Georges Bernanos began his novel The Diary of a Country Priest with the words of the curate: “Mine is a parish like all the rest.” While this characterization may have been accurate for a parish in rural France, it is not true here in Liberia. For the past eight months, as I have ministered to the faithful people of God in Holy Family Parish in Caldwell, outside of Monrovia, I have had a growing awareness that some of my faith judgments may not be the same as those of my parishioners, in part because I come from Canada and am not African.
Last September, as I presided and preached on the feast of the Exaltation of the Holy Cross, the first reading from Nm 21:4-9 required careful handling. The striking image of a bronze serpent with healing power in the desert would resonate well, I thought, among the people, many of whom still carry fetishes or magical amulets to ward off negative powers, known here as juju. My worry, though, was that I might be understood as saying that the cross is simply another powerful and effective juju, which is not what I meant.

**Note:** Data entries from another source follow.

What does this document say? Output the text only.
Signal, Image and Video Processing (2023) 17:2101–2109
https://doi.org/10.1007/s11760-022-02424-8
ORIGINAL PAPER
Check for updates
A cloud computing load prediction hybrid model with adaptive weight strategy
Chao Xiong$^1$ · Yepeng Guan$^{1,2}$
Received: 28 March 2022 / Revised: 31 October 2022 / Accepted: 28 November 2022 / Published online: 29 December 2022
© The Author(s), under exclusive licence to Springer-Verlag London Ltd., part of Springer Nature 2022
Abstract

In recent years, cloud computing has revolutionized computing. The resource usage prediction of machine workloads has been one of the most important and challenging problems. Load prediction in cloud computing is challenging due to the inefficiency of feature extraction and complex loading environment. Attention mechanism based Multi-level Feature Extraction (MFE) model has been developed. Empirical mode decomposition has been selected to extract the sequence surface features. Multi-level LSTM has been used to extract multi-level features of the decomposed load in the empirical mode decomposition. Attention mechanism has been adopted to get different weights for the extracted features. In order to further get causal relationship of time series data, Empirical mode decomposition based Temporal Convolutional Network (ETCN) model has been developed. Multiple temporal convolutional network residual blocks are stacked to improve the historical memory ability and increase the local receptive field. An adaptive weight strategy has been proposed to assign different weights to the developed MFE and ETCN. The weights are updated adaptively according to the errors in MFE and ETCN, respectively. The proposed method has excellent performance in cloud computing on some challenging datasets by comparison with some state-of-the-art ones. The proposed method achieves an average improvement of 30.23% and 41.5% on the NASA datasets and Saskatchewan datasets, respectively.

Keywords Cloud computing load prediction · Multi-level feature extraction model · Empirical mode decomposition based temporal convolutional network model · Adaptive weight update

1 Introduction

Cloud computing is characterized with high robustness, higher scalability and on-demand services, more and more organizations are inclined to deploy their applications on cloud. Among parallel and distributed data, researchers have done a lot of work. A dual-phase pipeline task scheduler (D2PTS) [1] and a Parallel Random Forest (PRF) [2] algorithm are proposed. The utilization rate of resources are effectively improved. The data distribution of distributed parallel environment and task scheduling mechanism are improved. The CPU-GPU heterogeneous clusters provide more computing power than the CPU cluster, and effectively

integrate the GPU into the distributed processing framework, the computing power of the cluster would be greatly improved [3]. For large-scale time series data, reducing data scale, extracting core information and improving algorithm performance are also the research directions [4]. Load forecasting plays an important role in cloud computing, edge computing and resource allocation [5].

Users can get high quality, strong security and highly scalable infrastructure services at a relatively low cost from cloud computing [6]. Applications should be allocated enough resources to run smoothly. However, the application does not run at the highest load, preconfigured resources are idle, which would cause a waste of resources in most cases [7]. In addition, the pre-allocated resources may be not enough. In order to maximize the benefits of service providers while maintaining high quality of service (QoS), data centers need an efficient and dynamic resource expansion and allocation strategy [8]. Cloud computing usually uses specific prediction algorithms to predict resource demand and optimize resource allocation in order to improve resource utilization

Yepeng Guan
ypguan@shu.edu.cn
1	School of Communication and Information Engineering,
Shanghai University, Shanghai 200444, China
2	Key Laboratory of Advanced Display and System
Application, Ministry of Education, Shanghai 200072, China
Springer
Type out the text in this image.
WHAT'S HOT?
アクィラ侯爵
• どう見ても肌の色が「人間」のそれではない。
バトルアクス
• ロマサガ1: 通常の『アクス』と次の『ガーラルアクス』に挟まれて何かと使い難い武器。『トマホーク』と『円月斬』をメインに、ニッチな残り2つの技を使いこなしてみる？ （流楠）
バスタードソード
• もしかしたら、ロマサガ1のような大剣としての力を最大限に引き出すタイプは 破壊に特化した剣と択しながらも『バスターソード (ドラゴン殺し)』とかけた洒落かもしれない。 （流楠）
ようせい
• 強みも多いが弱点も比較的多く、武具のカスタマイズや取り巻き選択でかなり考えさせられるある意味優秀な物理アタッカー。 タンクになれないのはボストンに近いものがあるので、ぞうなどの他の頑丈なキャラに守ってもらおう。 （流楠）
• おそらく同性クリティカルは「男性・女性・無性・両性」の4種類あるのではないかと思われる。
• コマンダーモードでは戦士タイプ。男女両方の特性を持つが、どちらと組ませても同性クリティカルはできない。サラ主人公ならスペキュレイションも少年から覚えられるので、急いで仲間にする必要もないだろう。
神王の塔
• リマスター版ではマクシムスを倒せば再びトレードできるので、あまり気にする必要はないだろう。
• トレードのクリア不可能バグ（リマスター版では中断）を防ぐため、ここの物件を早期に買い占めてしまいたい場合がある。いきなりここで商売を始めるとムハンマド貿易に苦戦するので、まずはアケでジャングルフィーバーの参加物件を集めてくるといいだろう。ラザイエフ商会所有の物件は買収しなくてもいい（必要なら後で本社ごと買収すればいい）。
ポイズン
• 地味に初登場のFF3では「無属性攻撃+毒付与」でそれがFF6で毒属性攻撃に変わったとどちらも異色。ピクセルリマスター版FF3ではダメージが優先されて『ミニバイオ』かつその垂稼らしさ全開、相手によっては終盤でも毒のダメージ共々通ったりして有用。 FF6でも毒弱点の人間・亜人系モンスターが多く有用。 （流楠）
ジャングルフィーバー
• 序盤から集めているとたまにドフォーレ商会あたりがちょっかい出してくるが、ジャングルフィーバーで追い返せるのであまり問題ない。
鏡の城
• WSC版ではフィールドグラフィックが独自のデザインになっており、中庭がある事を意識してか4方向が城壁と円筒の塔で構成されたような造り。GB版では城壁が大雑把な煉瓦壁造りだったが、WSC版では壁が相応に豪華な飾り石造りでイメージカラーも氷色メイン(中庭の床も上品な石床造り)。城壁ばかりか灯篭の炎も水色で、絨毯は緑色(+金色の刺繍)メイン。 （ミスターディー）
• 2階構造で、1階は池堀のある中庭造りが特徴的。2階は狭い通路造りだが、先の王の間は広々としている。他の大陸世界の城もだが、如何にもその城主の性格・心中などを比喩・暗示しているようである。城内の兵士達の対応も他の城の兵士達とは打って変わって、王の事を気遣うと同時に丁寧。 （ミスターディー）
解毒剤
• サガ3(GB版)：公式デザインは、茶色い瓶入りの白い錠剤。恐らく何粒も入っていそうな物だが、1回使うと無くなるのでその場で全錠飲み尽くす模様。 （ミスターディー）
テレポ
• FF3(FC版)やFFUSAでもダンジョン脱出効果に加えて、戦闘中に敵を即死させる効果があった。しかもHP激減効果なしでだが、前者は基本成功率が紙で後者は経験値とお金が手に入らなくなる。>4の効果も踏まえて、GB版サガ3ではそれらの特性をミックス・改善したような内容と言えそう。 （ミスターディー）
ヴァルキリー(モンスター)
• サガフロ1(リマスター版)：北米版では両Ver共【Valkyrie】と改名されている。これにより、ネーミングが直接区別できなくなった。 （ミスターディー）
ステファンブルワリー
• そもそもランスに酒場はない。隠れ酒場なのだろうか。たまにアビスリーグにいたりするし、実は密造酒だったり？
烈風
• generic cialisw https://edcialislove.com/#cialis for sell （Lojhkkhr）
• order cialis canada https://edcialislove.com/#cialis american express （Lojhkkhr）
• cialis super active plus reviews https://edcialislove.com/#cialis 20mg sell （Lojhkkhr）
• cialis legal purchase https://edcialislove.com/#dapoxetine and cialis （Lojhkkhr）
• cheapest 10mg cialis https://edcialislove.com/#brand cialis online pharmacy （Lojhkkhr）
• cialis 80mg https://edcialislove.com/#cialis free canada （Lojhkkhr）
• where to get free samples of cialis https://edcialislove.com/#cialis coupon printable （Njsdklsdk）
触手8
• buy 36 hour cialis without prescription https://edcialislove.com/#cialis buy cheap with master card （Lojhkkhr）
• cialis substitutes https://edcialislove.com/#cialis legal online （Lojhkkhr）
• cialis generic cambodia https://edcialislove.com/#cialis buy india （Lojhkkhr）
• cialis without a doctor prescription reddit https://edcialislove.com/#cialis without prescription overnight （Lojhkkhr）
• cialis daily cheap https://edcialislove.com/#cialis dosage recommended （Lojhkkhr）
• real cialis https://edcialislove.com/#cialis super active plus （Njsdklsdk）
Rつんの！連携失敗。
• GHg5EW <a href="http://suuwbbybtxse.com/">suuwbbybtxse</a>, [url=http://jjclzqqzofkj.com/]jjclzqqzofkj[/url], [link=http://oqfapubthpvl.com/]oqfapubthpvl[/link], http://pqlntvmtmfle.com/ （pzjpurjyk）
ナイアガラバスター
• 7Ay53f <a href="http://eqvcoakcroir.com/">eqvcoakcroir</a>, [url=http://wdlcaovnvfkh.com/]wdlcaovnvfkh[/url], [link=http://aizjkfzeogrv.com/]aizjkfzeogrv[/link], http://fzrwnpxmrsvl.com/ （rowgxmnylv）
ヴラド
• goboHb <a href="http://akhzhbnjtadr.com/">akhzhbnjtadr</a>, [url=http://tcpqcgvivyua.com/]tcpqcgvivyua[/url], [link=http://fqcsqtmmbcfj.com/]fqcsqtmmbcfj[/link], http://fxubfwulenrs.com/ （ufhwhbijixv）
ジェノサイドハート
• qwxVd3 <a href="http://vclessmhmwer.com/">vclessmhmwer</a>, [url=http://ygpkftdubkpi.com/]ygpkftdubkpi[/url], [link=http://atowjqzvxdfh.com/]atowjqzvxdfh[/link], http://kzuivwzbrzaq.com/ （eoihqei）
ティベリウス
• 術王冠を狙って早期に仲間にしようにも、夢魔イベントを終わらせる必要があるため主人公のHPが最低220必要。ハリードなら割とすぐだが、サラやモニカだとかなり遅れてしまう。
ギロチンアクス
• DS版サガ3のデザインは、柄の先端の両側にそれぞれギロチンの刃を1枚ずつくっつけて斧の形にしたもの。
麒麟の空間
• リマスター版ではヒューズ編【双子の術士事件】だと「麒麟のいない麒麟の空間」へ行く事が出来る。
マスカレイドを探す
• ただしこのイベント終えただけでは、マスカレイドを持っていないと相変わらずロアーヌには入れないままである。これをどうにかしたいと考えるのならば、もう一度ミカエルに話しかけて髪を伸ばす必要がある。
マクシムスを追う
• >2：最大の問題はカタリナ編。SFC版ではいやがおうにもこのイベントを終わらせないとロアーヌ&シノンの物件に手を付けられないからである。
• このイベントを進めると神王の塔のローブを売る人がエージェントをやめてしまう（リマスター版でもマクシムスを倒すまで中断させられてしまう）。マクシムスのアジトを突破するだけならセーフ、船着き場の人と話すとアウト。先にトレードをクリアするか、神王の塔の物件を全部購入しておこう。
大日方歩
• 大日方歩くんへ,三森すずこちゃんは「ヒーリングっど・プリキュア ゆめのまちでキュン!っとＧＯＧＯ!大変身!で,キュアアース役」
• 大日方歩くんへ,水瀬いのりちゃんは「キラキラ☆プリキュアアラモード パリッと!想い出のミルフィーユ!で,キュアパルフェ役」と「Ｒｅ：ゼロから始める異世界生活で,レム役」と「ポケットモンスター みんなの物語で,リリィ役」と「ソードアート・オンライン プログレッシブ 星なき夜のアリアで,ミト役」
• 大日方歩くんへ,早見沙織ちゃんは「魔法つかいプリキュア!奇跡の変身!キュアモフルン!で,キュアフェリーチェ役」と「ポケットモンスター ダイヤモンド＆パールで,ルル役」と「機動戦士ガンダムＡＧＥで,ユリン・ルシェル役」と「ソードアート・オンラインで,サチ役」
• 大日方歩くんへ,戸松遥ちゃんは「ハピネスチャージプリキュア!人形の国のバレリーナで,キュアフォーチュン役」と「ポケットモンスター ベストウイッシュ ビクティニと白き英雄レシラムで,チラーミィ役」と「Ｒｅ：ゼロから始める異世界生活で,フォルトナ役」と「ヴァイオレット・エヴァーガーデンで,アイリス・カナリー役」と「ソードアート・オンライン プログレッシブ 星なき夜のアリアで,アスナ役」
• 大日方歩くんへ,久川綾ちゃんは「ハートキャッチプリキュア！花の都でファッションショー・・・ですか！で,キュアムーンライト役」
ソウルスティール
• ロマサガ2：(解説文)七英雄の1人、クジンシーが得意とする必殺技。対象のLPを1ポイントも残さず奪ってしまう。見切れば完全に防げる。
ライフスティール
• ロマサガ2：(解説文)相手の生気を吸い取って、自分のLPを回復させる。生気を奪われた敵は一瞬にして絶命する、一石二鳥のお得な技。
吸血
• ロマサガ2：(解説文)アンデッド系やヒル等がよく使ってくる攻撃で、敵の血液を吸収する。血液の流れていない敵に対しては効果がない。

Around the same time I visited a seriously ill parishioner in the Catholic hospital in Monrovia. She was in a catatonic state from which she never recovered. The clinical diagnosis was meningitis, but many members of her family and some fellow parishioners believed the problem had to do with her late twin brother, who had died the previous year. Since she was his twin, West African traditional beliefs called for her to be physically lifted up by family members after his death and passed over his corpse; then there would be a ritual bath for her. The purpose of the ritual was to counteract her twin brother’s efforts to make her spirit join his in death. Since she had not done this, she sensed his spirit at night in her bedroom urging her to join him. How could I as her pastor respond to this, except to grieve with those who mourned for her after she died in the hospital, celebrate a prayerful funeral liturgy and do whatever I could to be of assistance to her children and husband?
Modern Medicine and ‘African Science’
For most of our Liberian parishioners, there are two ways of proceeding regarding health and illness. The first is decidedly “modern”; one seeks the best available treatment one can afford from the many clinics, pharmacies and health care professionals. The second level is “traditional”; it does not subscribe fully to the “germ theory” of illness. One group of traditionalists uses herbs and other natural remedies. Another insists that illness is caused by a spirit invoked by an enemy. The solution is to seek someone in touch with an even more powerful spirit, who calls forth that spirit to heal the one who is ill.
People say that a particular parishioner has gone to the “sick bush,” which means to the witch doctor who is helping them get well. Liberian pragmatism precludes ruling out one level in favor of the other. Whenever modern medicine does not yield the hoped-for result, one turns to the second level, sometimes referred to as “African science.”
Among the most feared participants in African science are “heartmen”—human vivisectionists who remove vital organs from unfortunate victims for the practice of juju. People are terrified of these “medical” practitioners and fear being associated with them. An effort by the Justice and Peace Committee of our parish at mediation in a rape case was derailed when someone referred to the rapist as a heartman; the meeting ended in acrimony.
Some priests and most of their lay assistants endorse a dual-track approach to medical problems. I know one priest who was involved in a serious and long-lasting conflict with a parishioner. Suddenly large abrasions appeared on his skin over his kidneys. They reminded him of tribal facial marks and caused him discomfort. Even more troubling was the way his genitals became enlarged. Upon hearing of the problem, his lay assistant introduced him to a practitioner of “reverse juju,” who could cause physical harm to the perpetrator. Unwilling to retaliate in this way, the priest declined the offer and sought medical attention. None of the nurses or doctors he consulted attributed his problem to African science. After a thorough physical examination and various tests, his physician spoke of an unidentifiable pathogen that was causing his trouble and prescribed a strong antibiotic, which eventually cleared up the condition.
Holy Family Parish may not be entirely typical of West Africa or even of Liberia. During the 14-year civil war that ended in 2003, the parish was occupied at different times by three rebel militias, which fought pitched battles with one another, with the armed forces of Liberia and with the West African peacekeepers known by the acronym Ecomog. Many parishioners became “internally displaced persons” or left Liberia as refugees. Others who stayed suffered various forms of trauma. Catholic pastoral care for them at the time was hit or miss, because for 11 years priests came only on Sundays, if they came at all. Out of ignorance or necessity, traditional beliefs and practices competed with Catholic ones.
Perhaps these topics will be discussed at the Synod for Africa in October 2009. One paragraph (No. 32) in the preparatory document for the synod states that “some false beliefs and practices from African cultures demand special attention” and mentions witchcraft and ancestral rites of widowhood as special concerns. The idea of Bernanos’s curé, that one parish is like all others, still informs some official teaching in the church. This leaves country priests in Africa wondering what they should do with their people. It is my hope that frank discussion of African traditional beliefs will take place, perhaps behind closed doors, at the coming synod.